The price we pay for this separation, however, is not just isolation. When we are shut off from each other, we lose ourselves in the process. For in the end, we find our humanity not in what we achieve or earn, but in those relationships that make us who we are. Therefore, Eliot was right to worry that, without God in our lives, we would become less than human – unable to live fully human lives. We would become hollow, stuffed, lifeless.
Is there an escape from Weber’s steel shell and Eliot’s hollow humanity? Our Scriptures for today tell us that we will be liberated only if we place our relationship with God at the center of our lives. In one way or another, each of our readings makes this point. In our reading from Exodus, we remember the moment in which the Ten Commandments are given to God’s people. The reason God gives these commands is not merely to be good, but to make sure that we are God’s people. By acknowledging God’s action in our lives, by forsaking idols, by observing the Sabbath, by treating others honorably, we create protected space for our relationship with God to live and breathe. This relationship brings true freedom and liberation rather than the false liberation of being a bigger cog in a machine.
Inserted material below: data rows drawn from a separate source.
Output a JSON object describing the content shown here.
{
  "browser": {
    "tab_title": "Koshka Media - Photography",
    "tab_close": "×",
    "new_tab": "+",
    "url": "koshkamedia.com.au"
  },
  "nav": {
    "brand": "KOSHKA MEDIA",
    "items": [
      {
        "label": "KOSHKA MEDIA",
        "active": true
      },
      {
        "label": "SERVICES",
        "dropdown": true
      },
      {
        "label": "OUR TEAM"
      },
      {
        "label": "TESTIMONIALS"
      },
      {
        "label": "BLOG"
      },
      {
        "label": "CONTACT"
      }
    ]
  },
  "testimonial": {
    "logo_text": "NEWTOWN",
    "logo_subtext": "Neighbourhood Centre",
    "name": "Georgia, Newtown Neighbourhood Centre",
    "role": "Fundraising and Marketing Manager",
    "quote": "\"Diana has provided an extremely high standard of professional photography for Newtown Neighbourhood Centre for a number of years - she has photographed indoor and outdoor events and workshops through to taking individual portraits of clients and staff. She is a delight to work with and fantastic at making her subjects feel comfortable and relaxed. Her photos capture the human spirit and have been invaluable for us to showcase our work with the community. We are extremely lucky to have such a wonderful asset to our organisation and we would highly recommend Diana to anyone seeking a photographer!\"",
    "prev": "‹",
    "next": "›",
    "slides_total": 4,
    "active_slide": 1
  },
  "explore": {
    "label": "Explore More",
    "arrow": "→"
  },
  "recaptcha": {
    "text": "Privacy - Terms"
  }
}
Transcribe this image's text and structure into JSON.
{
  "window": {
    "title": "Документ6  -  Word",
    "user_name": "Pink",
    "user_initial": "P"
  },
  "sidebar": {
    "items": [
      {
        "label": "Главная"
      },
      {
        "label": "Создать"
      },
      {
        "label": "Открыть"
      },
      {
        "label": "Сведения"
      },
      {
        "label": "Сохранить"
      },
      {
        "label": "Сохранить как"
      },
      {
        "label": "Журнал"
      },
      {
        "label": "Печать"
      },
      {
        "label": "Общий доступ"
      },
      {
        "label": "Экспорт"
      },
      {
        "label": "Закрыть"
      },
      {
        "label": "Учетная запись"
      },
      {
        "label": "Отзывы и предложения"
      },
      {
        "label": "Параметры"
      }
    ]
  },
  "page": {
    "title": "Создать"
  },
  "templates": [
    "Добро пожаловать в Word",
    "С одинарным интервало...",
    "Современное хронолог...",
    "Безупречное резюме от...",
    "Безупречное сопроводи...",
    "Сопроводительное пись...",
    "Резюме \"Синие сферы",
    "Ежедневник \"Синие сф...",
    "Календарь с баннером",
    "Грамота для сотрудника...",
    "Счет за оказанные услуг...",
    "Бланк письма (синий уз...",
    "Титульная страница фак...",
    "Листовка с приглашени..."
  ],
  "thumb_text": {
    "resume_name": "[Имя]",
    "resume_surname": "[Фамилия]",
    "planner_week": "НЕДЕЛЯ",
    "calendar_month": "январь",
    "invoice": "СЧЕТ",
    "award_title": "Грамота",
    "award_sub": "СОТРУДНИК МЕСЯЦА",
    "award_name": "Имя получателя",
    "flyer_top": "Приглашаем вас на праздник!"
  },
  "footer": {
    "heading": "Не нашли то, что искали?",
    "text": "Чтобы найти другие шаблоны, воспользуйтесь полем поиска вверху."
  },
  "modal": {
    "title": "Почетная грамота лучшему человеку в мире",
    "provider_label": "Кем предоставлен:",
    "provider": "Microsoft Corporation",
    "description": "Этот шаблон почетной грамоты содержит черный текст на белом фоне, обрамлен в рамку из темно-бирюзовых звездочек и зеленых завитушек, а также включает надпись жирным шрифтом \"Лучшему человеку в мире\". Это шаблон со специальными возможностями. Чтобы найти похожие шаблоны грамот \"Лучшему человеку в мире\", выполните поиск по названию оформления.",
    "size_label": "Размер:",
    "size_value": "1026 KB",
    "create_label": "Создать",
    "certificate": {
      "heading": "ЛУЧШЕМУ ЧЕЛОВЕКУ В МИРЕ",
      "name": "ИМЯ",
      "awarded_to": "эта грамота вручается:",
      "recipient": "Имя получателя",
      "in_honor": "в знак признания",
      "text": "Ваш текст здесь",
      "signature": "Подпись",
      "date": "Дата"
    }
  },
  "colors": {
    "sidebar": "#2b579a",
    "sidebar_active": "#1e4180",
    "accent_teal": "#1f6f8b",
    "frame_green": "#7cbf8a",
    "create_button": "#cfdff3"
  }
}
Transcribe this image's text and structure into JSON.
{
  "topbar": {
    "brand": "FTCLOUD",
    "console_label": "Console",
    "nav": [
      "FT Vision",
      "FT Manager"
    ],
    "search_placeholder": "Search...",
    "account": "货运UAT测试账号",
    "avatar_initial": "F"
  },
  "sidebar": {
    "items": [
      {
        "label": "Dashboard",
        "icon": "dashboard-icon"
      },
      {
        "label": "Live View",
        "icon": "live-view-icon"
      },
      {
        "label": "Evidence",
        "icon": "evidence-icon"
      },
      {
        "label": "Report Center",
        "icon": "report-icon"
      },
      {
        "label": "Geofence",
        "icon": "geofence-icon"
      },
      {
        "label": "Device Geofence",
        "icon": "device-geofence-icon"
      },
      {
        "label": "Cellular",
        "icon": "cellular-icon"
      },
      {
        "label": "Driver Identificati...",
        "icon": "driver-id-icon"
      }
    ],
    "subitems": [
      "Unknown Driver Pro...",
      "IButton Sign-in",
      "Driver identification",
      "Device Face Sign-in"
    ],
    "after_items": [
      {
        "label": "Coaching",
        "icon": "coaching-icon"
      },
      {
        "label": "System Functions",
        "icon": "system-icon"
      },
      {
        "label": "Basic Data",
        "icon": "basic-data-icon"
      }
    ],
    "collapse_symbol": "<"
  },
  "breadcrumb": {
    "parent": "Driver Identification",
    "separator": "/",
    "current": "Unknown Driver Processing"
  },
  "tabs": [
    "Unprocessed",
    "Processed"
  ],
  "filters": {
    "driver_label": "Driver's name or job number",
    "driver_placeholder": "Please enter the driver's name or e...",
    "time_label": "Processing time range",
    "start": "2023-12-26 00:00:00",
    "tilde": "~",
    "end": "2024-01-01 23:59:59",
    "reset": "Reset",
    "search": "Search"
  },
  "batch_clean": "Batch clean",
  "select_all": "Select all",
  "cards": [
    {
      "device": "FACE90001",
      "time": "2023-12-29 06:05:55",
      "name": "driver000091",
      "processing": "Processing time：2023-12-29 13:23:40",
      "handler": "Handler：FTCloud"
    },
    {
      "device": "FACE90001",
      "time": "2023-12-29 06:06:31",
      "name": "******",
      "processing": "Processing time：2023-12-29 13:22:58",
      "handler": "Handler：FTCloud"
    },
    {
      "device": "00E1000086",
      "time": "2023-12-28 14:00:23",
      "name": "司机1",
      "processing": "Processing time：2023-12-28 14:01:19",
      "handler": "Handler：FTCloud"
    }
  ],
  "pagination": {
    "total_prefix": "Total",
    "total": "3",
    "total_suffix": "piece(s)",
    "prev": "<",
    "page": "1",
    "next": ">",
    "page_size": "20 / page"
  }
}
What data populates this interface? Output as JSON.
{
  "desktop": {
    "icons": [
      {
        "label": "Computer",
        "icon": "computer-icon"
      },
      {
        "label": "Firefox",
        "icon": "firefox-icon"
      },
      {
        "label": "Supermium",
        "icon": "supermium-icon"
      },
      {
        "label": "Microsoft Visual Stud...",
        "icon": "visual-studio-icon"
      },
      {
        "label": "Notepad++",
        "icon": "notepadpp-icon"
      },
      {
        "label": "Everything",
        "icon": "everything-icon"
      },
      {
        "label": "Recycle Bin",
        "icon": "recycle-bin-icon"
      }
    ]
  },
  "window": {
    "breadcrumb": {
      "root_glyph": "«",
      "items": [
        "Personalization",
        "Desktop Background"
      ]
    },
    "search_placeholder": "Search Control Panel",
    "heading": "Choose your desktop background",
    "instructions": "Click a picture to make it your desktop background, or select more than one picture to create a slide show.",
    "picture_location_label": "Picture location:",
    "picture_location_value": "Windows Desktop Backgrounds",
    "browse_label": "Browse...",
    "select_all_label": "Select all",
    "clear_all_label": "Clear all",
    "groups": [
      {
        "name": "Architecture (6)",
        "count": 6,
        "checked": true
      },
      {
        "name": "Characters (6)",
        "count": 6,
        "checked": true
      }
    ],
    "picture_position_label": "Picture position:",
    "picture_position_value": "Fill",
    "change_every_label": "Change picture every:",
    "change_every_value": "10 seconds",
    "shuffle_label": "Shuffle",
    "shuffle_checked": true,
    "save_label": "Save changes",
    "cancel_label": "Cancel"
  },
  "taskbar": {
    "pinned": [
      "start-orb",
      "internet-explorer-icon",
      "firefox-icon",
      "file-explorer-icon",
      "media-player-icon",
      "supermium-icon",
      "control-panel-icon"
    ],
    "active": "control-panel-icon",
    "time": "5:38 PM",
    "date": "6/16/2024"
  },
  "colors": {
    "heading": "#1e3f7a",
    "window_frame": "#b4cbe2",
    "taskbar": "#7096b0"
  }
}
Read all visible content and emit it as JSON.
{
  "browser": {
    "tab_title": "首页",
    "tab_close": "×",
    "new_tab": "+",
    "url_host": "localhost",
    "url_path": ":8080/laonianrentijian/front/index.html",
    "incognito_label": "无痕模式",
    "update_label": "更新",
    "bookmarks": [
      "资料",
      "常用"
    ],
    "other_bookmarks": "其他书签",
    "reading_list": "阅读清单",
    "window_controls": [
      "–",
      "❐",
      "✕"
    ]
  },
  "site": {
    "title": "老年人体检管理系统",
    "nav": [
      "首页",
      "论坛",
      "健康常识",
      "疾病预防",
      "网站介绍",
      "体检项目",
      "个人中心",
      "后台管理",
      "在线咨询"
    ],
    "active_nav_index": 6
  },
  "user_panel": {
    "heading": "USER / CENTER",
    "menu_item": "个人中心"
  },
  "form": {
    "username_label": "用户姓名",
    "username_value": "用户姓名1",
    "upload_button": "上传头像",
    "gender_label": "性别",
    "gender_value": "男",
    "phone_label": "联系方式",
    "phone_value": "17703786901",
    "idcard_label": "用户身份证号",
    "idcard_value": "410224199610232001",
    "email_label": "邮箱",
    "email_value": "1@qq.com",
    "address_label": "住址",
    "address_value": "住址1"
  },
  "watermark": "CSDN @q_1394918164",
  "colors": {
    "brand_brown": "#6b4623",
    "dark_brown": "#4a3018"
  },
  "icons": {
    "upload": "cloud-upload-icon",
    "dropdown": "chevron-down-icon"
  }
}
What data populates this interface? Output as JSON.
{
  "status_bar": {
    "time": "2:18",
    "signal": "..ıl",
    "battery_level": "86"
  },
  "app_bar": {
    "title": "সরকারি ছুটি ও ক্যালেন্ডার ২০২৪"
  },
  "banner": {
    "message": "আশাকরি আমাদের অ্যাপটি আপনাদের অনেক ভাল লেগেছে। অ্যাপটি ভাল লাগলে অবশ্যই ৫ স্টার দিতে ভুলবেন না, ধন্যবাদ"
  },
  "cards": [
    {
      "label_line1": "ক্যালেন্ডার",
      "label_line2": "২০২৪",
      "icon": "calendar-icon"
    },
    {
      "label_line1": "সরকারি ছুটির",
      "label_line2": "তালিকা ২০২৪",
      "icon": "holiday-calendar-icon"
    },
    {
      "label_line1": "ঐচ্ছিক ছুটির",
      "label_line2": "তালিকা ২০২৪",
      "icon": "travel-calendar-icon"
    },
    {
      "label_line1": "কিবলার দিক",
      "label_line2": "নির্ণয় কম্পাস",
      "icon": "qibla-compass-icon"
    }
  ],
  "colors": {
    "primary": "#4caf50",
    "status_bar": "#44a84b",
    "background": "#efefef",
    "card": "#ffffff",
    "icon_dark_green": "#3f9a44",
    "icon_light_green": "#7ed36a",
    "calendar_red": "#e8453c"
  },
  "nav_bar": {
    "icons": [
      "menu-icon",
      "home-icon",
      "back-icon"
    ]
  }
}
In our reading from Psalm 19, we are promised that God’s law is bound up with our flourishing. The law of the Lord, we read, revives our “soul,” rejoices our “heart,” enlightens our “eyes,” so that we might shine from the inside out. Where so many things bring hollowness, God’s law brings healing and wholeness.
In our reading from 1 Corinthians, we are told that this right relationship with God has been bought for us by Christ on the cross. Jesus’ death gives wisdom that is wiser than what the world knows. It gives us power to live as if the power of sin and death were not.
Finally, in our reading from the Gospel of John, Jesus makes a whip of cords to cleanse the temple of the moneychangers, who commodified the religious practices of the people. Like the practice of making people into money, the practice of making God into money ruined the relationship with God that Jesus placed at the heart of the Kingdom he proclaimed. Jesus’s actions were driven by his passionate belief that the steel shells created by these monitized relationships had to be broken open in order to place God at the center of the Gospel he preached.
The ultimate break through, however, would not be the whip he wielded but the death he endured, the truth of which was revealed on Easter day, when his crucified body rose to bring us life and liberation. This is why he proclaims “Destroy this temple, and in three days I will raise it up.” By living as members of his resurrected body, we will discover a relationship with God that is more intimate, and holy, than what any law or sacred building can provide.
Lent is not only a time to give something up, but to let something go. We let go of those ideas and patterns we have followed that lead to sin and death so that we might receive those things that bring life and peace. Lent is a time when we ask God to unlock the cages that imprison us and break through the hard shells that entrap us, because these things stand in the way of living in right relation which God and our neighbors. Lent is a time when we ask God to come into our lives again so that we might be whole rather than hollow. May God’s liberating power break us free of the forces that enclose us and cut us off from one another. May his love make us real. May God lead us into right relation so that we might meet face to face, without fear, full of faith and in friendship, now and forever. Amen.